Kategorien: Marketing & Vertrieb

Bild vom Vortrag Crowdsourcing als Erläuterung zum Brennpunkt eTourism 2008 in Salzburg

Noch immer am Brennpunkt eTourism, jetzt referiert Hannes Treichl von Voda über das Thema Crowdsourcing im Tourismus. In seiner Einleitung zeigt er eindrucksvoll am Beispiel Aktenzeichen XY, dass Crowdsoucring ein alter Hut ist – eigentlich. Aber im Web2.0 eröffnen sich viele neue Möglichkeiten für das Thema Crowdsourcing. Am Beispiel Wikitravel, Holidaycheck und co. zeigt er auf, wie touristische Inhalte durch zahlreiche Nutzer völlig unabhängig von der Tätigkeit einer Destination erstellt werden – ein typischer Vorgang im Web2.0, der weiter gedacht auch das Thema Longtail einschließt.

Crowdsourcing ist das Auslagern von “Arbeit” an Internetuser. Diese Arbeit kann das Erstellen von Content sein, die Lösung von Aufgabenstellungen (sei es die grafische Gestaltung eines CDCovers, eines Wahlplakats oder eine konkrete Frage zu lösen auf BrainR.de). User im Web übernehmen diese Arbeit, weil es sie interessiert - Hannes Treichl weist daraufhin, dass diese oft als Amateure bezeichneten möglichen Helfer ja meist Liebhaber wären, die sich genau für dieses Thema wirklich interessieren. Aus solch einer persönlichen Begeisterung entsteht im Regelfall ein engagiertes und hochwertiges Ergebnis.

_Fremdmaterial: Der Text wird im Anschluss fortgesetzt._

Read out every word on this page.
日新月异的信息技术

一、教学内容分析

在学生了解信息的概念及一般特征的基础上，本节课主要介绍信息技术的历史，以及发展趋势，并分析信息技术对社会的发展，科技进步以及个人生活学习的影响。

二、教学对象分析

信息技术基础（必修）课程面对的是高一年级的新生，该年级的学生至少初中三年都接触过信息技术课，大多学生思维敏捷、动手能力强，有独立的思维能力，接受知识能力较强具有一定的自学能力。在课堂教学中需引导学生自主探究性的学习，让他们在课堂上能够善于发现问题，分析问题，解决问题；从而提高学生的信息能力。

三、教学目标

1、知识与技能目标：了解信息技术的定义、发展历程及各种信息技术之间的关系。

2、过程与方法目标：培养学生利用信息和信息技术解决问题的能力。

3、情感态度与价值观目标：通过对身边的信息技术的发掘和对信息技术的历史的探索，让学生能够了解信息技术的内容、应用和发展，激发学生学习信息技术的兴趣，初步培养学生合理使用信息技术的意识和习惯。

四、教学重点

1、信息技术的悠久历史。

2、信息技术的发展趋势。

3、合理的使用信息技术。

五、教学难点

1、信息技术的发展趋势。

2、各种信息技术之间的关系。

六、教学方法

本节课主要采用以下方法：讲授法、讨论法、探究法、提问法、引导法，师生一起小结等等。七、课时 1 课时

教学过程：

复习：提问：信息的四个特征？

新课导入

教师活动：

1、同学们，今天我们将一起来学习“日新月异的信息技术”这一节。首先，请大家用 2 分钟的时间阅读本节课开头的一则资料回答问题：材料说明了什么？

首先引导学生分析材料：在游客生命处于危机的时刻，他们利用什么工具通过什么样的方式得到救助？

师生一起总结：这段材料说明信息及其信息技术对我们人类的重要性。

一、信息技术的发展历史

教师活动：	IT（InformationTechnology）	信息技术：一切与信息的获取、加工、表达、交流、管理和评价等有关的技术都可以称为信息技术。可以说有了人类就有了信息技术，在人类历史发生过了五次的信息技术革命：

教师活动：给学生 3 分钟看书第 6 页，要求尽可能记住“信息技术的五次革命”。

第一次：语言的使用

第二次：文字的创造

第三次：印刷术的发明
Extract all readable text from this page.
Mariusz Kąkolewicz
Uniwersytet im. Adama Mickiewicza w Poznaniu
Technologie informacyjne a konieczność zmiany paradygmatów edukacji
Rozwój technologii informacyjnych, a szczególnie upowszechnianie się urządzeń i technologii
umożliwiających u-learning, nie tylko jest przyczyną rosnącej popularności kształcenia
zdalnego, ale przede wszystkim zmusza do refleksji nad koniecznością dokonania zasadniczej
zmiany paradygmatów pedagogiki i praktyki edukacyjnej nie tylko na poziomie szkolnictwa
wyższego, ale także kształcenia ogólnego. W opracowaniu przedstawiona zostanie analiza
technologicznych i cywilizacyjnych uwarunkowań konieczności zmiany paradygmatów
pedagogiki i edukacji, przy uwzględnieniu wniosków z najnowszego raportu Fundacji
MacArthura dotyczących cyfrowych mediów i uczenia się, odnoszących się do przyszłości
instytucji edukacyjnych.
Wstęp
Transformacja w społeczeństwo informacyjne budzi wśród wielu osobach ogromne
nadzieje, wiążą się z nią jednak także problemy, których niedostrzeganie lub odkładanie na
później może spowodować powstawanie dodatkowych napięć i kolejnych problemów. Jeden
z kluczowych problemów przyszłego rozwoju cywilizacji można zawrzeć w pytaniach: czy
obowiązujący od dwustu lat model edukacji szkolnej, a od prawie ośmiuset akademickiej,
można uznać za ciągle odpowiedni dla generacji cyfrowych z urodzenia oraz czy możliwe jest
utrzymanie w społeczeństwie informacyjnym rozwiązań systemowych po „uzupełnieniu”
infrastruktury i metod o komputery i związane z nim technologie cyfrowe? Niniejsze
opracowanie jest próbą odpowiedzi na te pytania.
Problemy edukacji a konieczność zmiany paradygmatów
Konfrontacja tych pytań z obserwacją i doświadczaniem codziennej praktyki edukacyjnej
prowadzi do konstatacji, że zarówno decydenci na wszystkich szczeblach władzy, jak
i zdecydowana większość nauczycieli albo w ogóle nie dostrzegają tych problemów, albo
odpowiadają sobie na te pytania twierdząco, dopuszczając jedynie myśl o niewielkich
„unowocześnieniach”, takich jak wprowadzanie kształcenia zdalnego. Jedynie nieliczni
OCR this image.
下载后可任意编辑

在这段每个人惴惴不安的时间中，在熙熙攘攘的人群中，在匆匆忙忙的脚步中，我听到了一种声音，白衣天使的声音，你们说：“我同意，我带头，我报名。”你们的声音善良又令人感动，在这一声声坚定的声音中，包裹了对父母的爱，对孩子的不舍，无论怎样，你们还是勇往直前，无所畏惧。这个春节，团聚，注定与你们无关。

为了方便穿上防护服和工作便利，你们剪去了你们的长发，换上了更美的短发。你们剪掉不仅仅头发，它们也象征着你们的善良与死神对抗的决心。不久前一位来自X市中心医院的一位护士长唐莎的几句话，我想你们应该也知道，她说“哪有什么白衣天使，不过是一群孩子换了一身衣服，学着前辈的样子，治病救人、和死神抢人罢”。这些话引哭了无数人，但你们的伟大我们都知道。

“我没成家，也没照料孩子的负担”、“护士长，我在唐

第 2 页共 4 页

Entsprechend den Verhaltensregeln im Social Web kann Crowdsourcing aber auch nur dann funktionieren, wenn es “social” durchgeführt wird – falls ein kommerzieller Anbieter hinter der Fragestellung steckt, sollte er diese personalisieren und sich ehrlich outen, sich fair verhalten, in jedem Fall sollte sozial und offen kommuniziert werden und die “Story” personalisiert werden. Weitere Erfolgsfaktoren sind die Vernetzung des Projektes (mit Multiplikatoren), die Motivation zur Teilnahme am Projekt für den interessierten User und weitere.

Fazit: Crowdsoucring kann sehr hochwertige Ergebnisse bringen, benötigt unbedingt Methodenwissen bei der Durchführung und kostet nicht zwangsläufig weniger als eine Agentur (ohne Crowdsourcing) zu beauftragen!

D.A.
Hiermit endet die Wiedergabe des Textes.